Ubuntu developers begin to solve problems with the slow launch of the Firefox snap package

Ubuntu developers begin to solve problems with the slow launch of the Firefox snap package

Canonical has begun addressing performance issues with the Firefox snap package that was offered by default in Ubuntu 22.04 instead of the regular deb package. The main user dissatisfaction is due to the very slow launch of Firefox. For example, on a Dell XPS 13 laptop, the first launch of Firefox after installation takes 7.6 seconds, on a Thinkpad X240 laptop it takes 15 seconds, and on a Raspberry Pi 400 board it takes 38 seconds. Restarts are completed in 0.86, 1.39 and 8.11 seconds, respectively.

During the analysis of the problem, 4 main reasons for the slow start were identified, the solution of which will be given the main attention:

  • High overhead when searching for files inside a compressed squashfs image, which is especially noticeable on low-powered systems. The problem is planned to be solved through the grouping of content to minimize the movement operations in the image at startup time.
  • On Raspberry Pi and systems with AMD GPUs, large delays were associated with a failure to detect the graphics driver and a fallback to using software rendering with very slow shader compilation. A patch to solve the problem has already been added to snapd.
  • A lot of time was spent copying the add-ons built into the package into the user’s directory. There were 98 language packs built into the snap package, all of which were copied regardless of the chosen language.
  • Delays also occurred due to the determination of all available fonts, icon themes, and font configurations.

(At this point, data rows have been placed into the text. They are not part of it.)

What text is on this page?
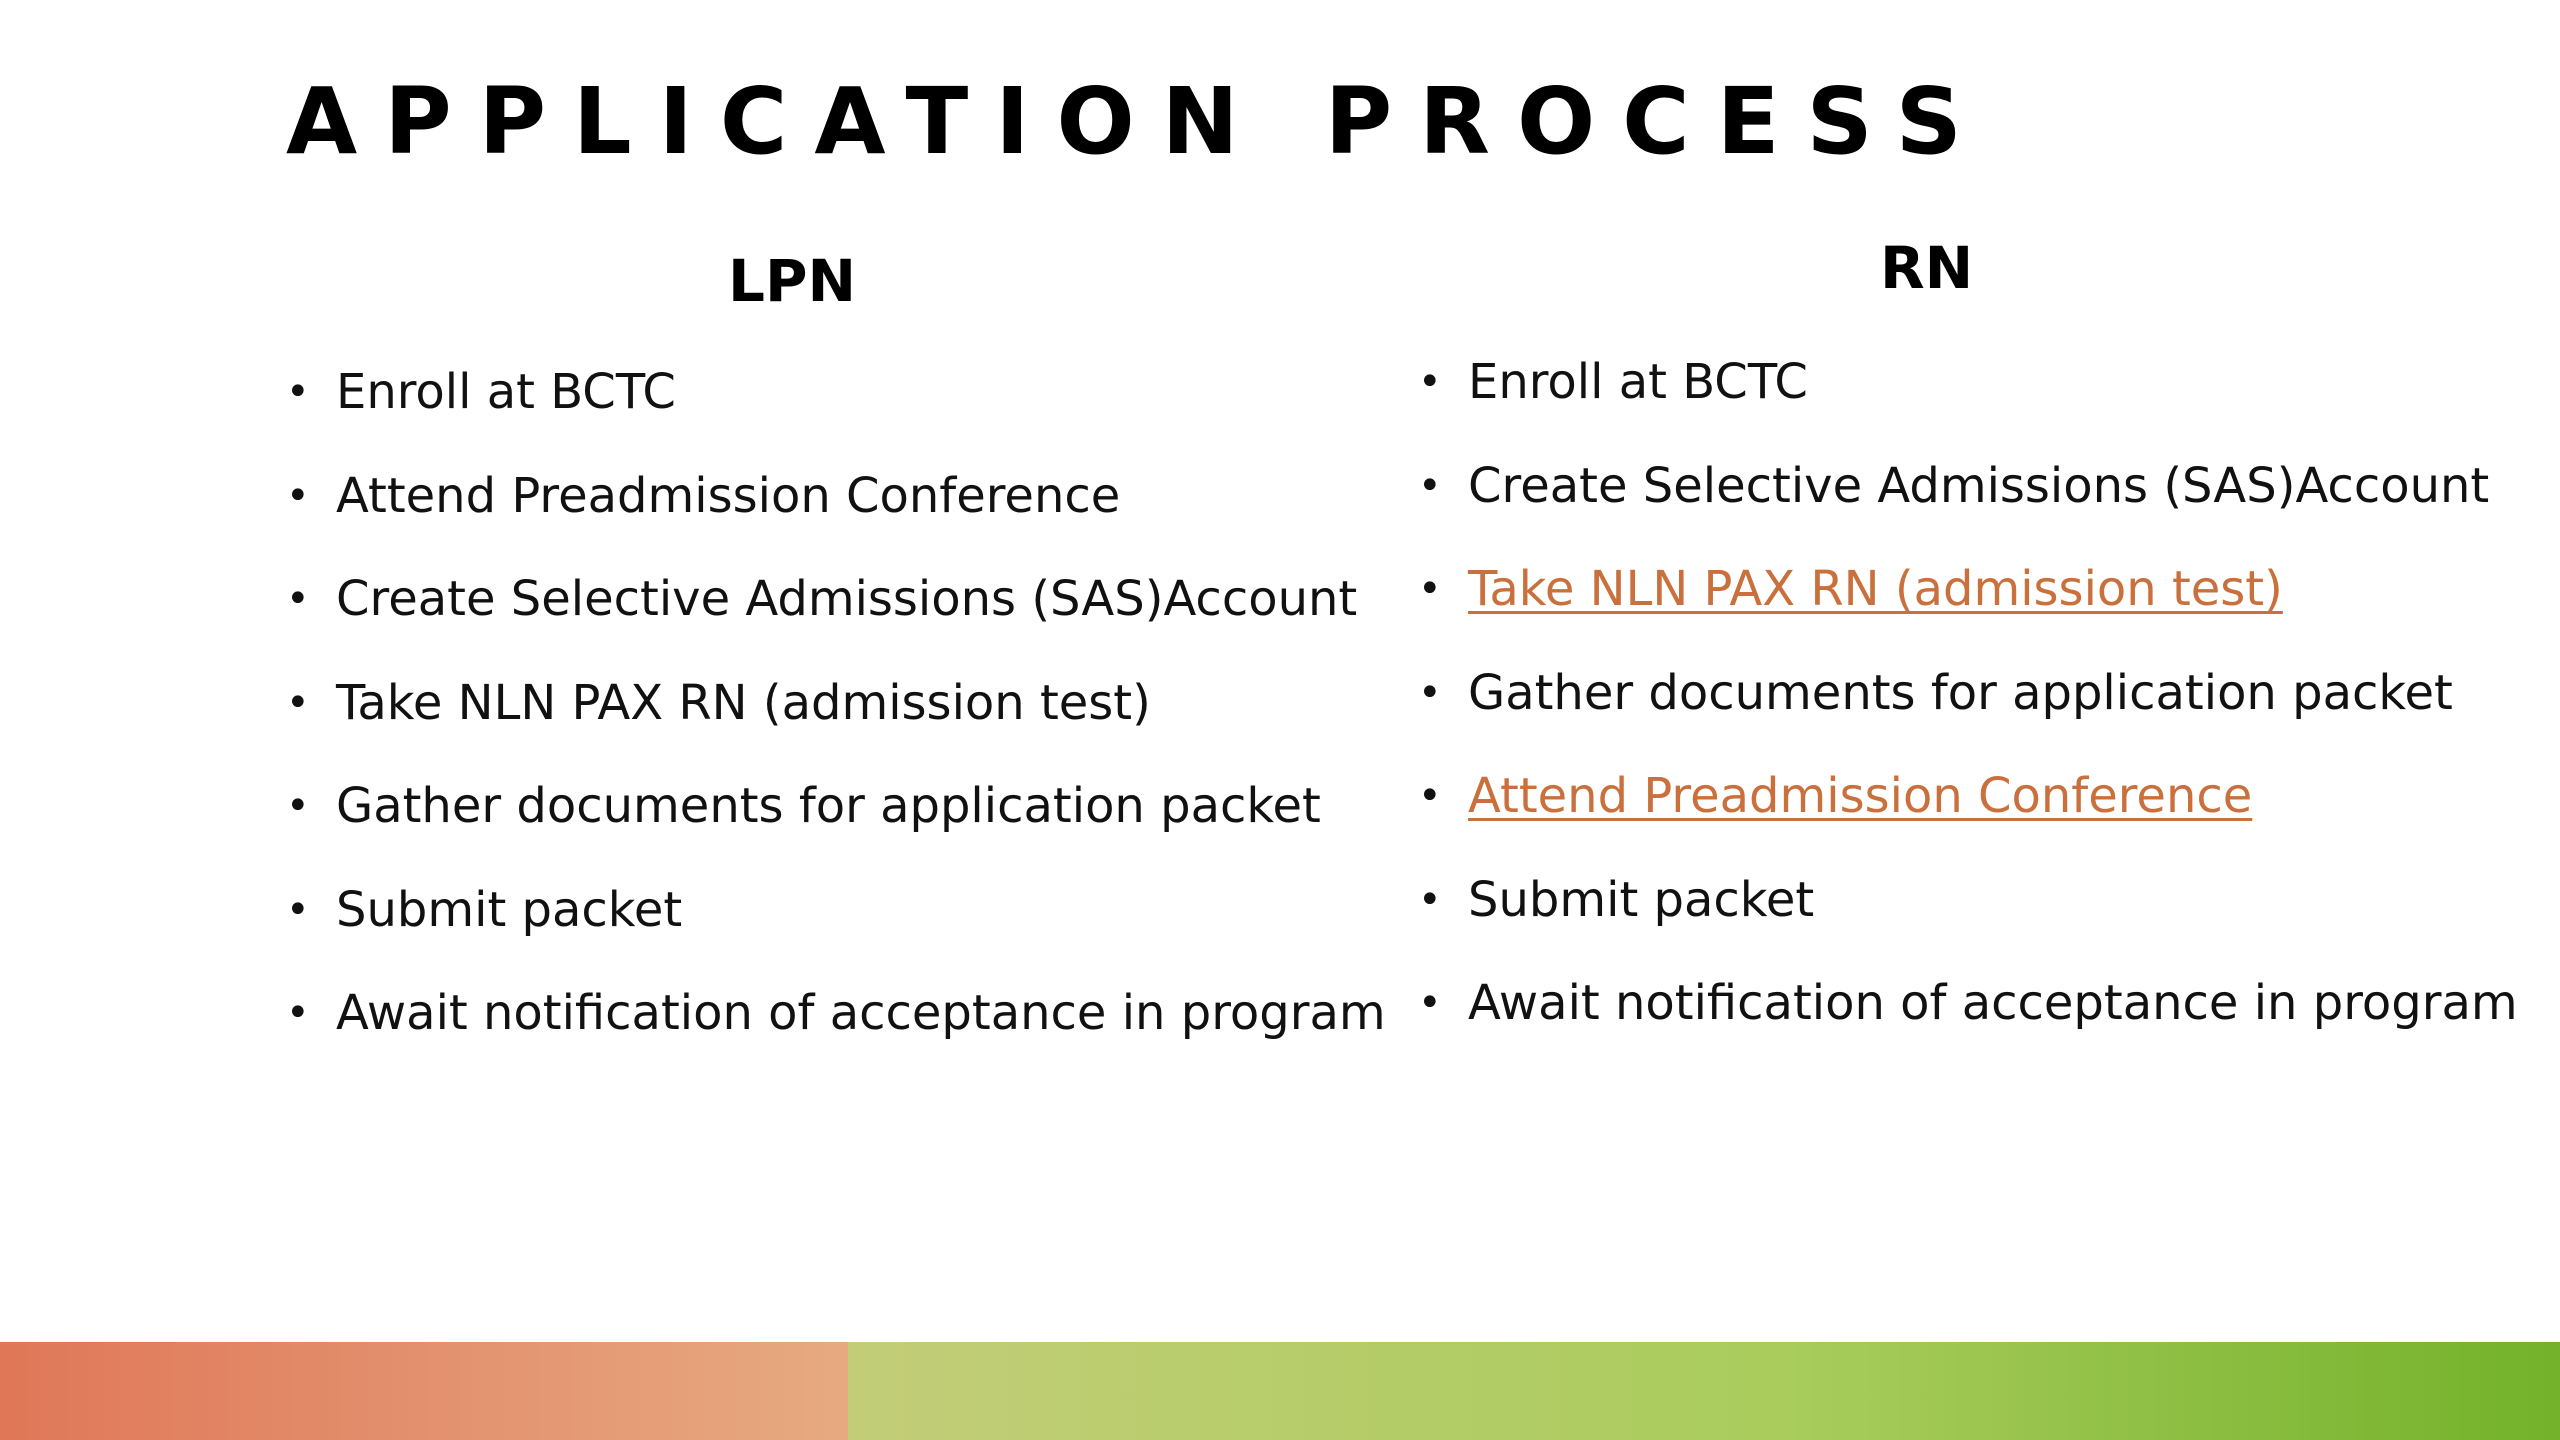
APPLICATION PROCESS
LPN
• Enroll at BCTC
• Attend Preadmission Conference
• Create Selective Admissions (SAS)Account
• Take NLN PAX RN (admission test)
• Gather documents for application packet
• Submit packet
• Await notification of acceptance in program
RN
• Enroll at BCTC
• Create Selective Admissions (SAS)Account
• Take NLN PAX RN (admission test)
• Gather documents for application packet
• Attend Preadmission Conference
• Submit packet
• Await notification of acceptance in program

Launching Firefox from a snap has also seen occasional runtime performance issues, but Ubuntu developers have already prepared fixes to improve performance. For example, starting with Firefox 100.0, link-in-time optimizations (LTO) and code-based profiling (PGO) optimizations are enabled in the build. To address messaging issues between Firefox and external subsystems, a new XDG Desktop Portal has been prepared and support is under review for inclusion in Firefox.

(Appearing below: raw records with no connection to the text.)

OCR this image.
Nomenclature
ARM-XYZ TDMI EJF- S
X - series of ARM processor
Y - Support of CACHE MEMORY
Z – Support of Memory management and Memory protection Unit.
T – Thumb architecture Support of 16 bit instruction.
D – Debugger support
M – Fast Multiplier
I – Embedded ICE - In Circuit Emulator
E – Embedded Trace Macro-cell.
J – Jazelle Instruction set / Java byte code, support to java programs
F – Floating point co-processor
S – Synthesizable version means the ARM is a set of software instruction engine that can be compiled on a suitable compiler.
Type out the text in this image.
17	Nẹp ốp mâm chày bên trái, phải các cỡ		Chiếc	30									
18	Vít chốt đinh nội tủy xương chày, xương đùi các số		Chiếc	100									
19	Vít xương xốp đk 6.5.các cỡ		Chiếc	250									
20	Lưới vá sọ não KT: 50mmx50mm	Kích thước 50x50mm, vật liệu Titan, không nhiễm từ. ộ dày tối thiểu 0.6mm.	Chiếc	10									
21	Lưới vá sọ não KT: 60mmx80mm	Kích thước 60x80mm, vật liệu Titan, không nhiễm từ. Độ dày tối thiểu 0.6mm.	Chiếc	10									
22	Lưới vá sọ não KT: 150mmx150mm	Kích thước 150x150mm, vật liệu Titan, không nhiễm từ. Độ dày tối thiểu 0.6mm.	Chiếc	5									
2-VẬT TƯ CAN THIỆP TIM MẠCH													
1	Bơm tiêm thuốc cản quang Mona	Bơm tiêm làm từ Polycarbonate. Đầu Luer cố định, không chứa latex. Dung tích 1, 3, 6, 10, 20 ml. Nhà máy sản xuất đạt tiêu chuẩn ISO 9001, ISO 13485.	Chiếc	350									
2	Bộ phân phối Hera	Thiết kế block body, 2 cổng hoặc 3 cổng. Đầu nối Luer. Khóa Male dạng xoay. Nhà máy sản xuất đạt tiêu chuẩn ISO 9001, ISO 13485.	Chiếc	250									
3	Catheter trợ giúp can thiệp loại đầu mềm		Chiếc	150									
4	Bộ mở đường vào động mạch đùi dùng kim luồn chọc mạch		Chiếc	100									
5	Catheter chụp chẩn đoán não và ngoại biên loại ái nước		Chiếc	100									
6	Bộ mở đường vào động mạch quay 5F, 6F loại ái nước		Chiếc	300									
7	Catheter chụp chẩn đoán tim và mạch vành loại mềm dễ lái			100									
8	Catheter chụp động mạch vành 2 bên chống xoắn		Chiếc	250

The reasons for promoting the snap format for browsers are the desire to simplify maintenance and unify development for different versions of Ubuntu – the deb package requires separate maintenance for all supported branches of Ubuntu and, accordingly, assembly and testing taking into account different versions of system components, and the snap package can be formed immediately for all branches of Ubuntu. Moreover, the Firefox snap package offered in Ubuntu is maintained by Mozilla employees, i.e. it is formed first-hand without intermediaries. The snap distribution also speeded up the delivery of new versions of the browser to Ubuntu users and made it possible to run Firefox in an isolated environment created using the AppArmor mechanism to further protect the rest of the system from exploiting vulnerabilities in the browser.